"You have naturally waited for me to speak first," she said with a gracious gesture of her bare hand. "And I was waiting till you should have finished your letters! I, too, have wanted to think."

Her familiar address, perfectly courteous and made in a pleasant voice, with a very slight accent, was a surprise to her companion, who mechanically lifted his hat as he bowed to her across the narrow distance between their seats.

"The guard," she smiled, "came very near putting the placard on the other window! But I think we are now quite sure to be alone!" She pointed to the seat opposite. "Sit there," she more commanded than permitted, "we can talk better and I can watch your kind face, which always looks as if you understood—and I shall be able to please you better—perhaps to make you not unkind to me."

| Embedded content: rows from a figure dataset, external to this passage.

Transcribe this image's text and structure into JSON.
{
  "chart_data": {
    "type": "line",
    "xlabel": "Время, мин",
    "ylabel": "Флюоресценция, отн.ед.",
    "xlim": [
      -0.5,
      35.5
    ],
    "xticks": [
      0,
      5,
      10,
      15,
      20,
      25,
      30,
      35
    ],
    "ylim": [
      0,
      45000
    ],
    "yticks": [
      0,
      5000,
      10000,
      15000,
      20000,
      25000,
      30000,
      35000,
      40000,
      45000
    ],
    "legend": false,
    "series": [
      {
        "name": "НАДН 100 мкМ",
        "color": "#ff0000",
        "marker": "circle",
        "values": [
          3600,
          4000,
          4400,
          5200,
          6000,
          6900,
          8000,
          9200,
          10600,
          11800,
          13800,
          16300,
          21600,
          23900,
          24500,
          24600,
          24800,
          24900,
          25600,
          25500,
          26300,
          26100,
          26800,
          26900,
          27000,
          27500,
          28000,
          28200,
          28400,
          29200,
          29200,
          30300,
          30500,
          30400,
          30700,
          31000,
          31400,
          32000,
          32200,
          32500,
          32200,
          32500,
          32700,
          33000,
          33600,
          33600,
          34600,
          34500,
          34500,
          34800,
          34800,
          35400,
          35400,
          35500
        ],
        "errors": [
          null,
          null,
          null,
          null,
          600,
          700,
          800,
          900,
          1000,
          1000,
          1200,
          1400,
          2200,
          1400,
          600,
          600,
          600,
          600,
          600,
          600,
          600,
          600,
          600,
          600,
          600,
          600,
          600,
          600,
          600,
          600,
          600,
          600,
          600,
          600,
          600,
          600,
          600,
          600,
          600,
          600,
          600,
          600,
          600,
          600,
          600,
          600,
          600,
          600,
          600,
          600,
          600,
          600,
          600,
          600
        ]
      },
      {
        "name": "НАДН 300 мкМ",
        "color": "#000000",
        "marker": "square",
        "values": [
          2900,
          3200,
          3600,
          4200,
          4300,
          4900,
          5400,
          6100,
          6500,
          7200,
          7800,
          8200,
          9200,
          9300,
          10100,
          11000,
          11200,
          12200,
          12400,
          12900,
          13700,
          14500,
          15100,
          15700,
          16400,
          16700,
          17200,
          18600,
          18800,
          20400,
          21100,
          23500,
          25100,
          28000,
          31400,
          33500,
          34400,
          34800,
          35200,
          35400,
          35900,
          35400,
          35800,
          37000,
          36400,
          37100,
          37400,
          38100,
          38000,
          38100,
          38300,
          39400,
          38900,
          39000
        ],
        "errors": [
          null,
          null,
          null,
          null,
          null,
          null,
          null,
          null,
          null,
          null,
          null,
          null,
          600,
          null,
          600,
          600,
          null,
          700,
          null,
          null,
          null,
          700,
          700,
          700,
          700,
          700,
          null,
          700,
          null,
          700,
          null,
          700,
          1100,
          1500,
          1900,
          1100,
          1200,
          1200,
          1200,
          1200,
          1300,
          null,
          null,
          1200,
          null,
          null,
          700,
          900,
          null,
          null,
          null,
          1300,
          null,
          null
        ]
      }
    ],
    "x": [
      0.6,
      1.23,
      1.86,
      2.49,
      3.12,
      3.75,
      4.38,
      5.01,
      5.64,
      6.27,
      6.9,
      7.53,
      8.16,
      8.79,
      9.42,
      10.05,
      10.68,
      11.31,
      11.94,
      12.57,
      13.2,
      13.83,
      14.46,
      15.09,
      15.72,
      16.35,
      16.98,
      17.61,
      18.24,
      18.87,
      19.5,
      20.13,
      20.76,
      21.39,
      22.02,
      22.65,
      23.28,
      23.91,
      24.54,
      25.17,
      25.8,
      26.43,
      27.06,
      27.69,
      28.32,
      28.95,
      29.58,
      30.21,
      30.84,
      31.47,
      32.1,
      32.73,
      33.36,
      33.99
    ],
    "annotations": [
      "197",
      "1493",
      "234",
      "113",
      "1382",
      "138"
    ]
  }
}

He obeyed, taking the place indicated without hesitation, and as he sat facing her, he saw her to be one of the most beautiful women he had ever seen. There was at once something dazzling about her—and at the same time familiar... He had surely met her, and not long ago. Where? And how stupid of him to have forgotten! Or had he only seen her photograph and remarked her as a celebrity whose type of looks had pleased him? But no, she knew him: that was clear. He met her friendly eyes, where liking was evident as well as the suggestion of something akin to an appeal. Bulstrode was greatly intrigued.

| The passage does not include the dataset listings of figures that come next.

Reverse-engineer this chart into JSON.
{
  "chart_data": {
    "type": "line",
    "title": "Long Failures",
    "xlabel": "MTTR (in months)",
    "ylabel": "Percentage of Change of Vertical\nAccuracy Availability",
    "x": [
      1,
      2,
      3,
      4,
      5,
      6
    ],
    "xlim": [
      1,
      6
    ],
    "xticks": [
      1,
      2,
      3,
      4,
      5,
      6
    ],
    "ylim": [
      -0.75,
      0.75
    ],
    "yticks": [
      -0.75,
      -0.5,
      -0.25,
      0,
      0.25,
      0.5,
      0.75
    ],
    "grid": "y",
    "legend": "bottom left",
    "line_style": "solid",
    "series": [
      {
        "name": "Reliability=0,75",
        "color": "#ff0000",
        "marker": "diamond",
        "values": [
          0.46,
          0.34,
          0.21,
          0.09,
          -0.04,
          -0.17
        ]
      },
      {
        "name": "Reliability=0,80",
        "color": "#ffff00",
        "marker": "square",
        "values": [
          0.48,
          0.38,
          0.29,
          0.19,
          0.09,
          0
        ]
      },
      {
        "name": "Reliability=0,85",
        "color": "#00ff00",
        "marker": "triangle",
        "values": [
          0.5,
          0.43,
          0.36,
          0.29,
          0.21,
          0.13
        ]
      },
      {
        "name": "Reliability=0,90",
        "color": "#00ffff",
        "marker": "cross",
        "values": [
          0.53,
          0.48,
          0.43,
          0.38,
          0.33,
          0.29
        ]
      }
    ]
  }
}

"Unkind?" he repeated vaguely. "But why should you think that? Please me?"—and his graciousness did not fall short of her own—"But why should you...?"

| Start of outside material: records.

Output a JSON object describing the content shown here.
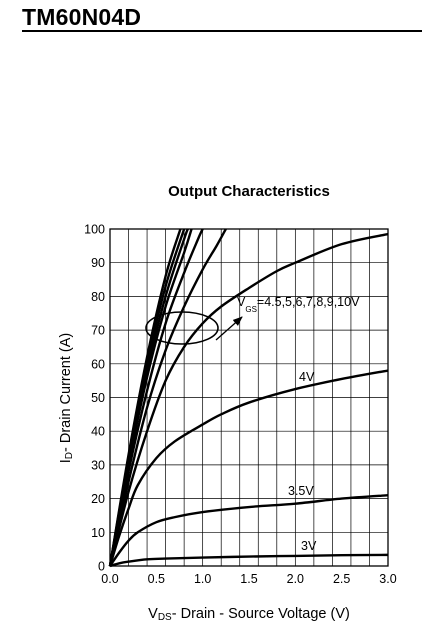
{
  "header": {
    "part_number": "TM60N04D"
  },
  "chart_data": {
    "type": "line",
    "title": "Output Characteristics",
    "xlabel": {
      "main": "V",
      "sub": "DS",
      "rest": "- Drain - Source Voltage (V)"
    },
    "ylabel": {
      "main": "I",
      "sub": "D",
      "rest": "- Drain Current (A)"
    },
    "xlim": [
      0,
      3.0
    ],
    "ylim": [
      0,
      100
    ],
    "x_ticks": [
      "0.0",
      "0.5",
      "1.0",
      "1.5",
      "2.0",
      "2.5",
      "3.0"
    ],
    "y_ticks": [
      "0",
      "10",
      "20",
      "30",
      "40",
      "50",
      "60",
      "70",
      "80",
      "90",
      "100"
    ],
    "grid": true,
    "series": [
      {
        "name": "3V",
        "points": [
          [
            0,
            0
          ],
          [
            0.1,
            0.8
          ],
          [
            0.2,
            1.3
          ],
          [
            0.4,
            2.0
          ],
          [
            0.6,
            2.2
          ],
          [
            1.0,
            2.5
          ],
          [
            1.5,
            2.8
          ],
          [
            2.0,
            3.0
          ],
          [
            2.5,
            3.2
          ],
          [
            3.0,
            3.3
          ]
        ]
      },
      {
        "name": "3.5V",
        "points": [
          [
            0,
            0
          ],
          [
            0.1,
            4
          ],
          [
            0.2,
            7.5
          ],
          [
            0.3,
            10
          ],
          [
            0.5,
            13
          ],
          [
            0.7,
            14.5
          ],
          [
            1.0,
            16
          ],
          [
            1.5,
            17.5
          ],
          [
            2.0,
            18.5
          ],
          [
            2.5,
            20
          ],
          [
            3.0,
            21
          ]
        ]
      },
      {
        "name": "4V",
        "points": [
          [
            0,
            0
          ],
          [
            0.1,
            9
          ],
          [
            0.2,
            17
          ],
          [
            0.3,
            24
          ],
          [
            0.5,
            32
          ],
          [
            0.7,
            37
          ],
          [
            1.0,
            42
          ],
          [
            1.2,
            45
          ],
          [
            1.5,
            48.5
          ],
          [
            2.0,
            52.5
          ],
          [
            2.5,
            55.5
          ],
          [
            3.0,
            58
          ]
        ]
      },
      {
        "name": "4.5V",
        "points": [
          [
            0,
            0
          ],
          [
            0.2,
            22
          ],
          [
            0.4,
            40
          ],
          [
            0.6,
            55
          ],
          [
            0.8,
            65
          ],
          [
            1.0,
            72
          ],
          [
            1.2,
            77
          ],
          [
            1.5,
            82.5
          ],
          [
            1.8,
            87.5
          ],
          [
            2.0,
            90
          ],
          [
            2.5,
            95.5
          ],
          [
            3.0,
            98.5
          ]
        ]
      },
      {
        "name": "5V",
        "points": [
          [
            0,
            0
          ],
          [
            0.2,
            25
          ],
          [
            0.4,
            47
          ],
          [
            0.6,
            64
          ],
          [
            0.8,
            77
          ],
          [
            1.0,
            88
          ],
          [
            1.15,
            95
          ],
          [
            1.25,
            100
          ]
        ]
      },
      {
        "name": "6V",
        "points": [
          [
            0,
            0
          ],
          [
            0.2,
            28
          ],
          [
            0.4,
            52
          ],
          [
            0.6,
            72
          ],
          [
            0.8,
            87
          ],
          [
            0.95,
            97
          ],
          [
            1.0,
            100
          ]
        ]
      },
      {
        "name": "7V",
        "points": [
          [
            0,
            0
          ],
          [
            0.2,
            30
          ],
          [
            0.4,
            56
          ],
          [
            0.6,
            77
          ],
          [
            0.8,
            93
          ],
          [
            0.88,
            100
          ]
        ]
      },
      {
        "name": "8V",
        "points": [
          [
            0,
            0
          ],
          [
            0.2,
            31
          ],
          [
            0.4,
            58
          ],
          [
            0.6,
            80
          ],
          [
            0.8,
            97
          ],
          [
            0.84,
            100
          ]
        ]
      },
      {
        "name": "9V",
        "points": [
          [
            0,
            0
          ],
          [
            0.2,
            32
          ],
          [
            0.4,
            60
          ],
          [
            0.6,
            83
          ],
          [
            0.8,
            100
          ]
        ]
      },
      {
        "name": "10V",
        "points": [
          [
            0,
            0
          ],
          [
            0.2,
            33
          ],
          [
            0.4,
            62
          ],
          [
            0.6,
            86
          ],
          [
            0.76,
            100
          ]
        ]
      }
    ],
    "annotations": {
      "vgs_label": {
        "prefix": "V",
        "sub": "GS",
        "text": "=4.5,5,6,7,8,9,10V"
      },
      "curve_labels": [
        "4V",
        "3.5V",
        "3V"
      ]
    }
  }
}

"Oh, true," she interrupted him, "quite true. There is no reason why—" and she made a rather petulant gesture—"yet every woman wants to please, and none of us relishes being judged. Never mind, however, don't think of me as a person—just let me talk to you frankly, be myself for once with someone if I can."

Jimmy Bulstrode gathered himself together and sat back in his corner. She was very lovely at it, this being herself. Gallantry would not let him bluntly tell her that she had made a mistake. A second more would clear the matter and would be quite soon enough, for him at least, to find that they were total strangers. Unless, indeed, he had met her and forgotten it. They had possibly held some conversation together in a London drawing-room. But how could he have been such a boor as to forget her? She was neither a crook nor a mad woman—she might be an adventuress; if so, she was an unusual one. He glanced at her luggage as if it might help him—a dark-covered dressing-case, bundle of furs, and rugs—new, everything new. Her left hand was bare of rings, she clasped it with her gloved fellow and said warmly:

"I can't believe it possible that you came, actually came, and that we have so smoothly met! I can't believe nothing has hitched or missed, or that everything is so cleverly planned and arranged for me, and least of all I can believe that it should be you who are so sublimely doing this."

"Ah—" But here Bulstrode tardily started up. He doing it all? At least if he was, then he must, if nothing else—know! He smiled at her with a pleasant sense of being in the secret and with indulgent amusement at her mistake.

"I think—you made a mistake," he began it with commonplaceness, but his gesture softened the words.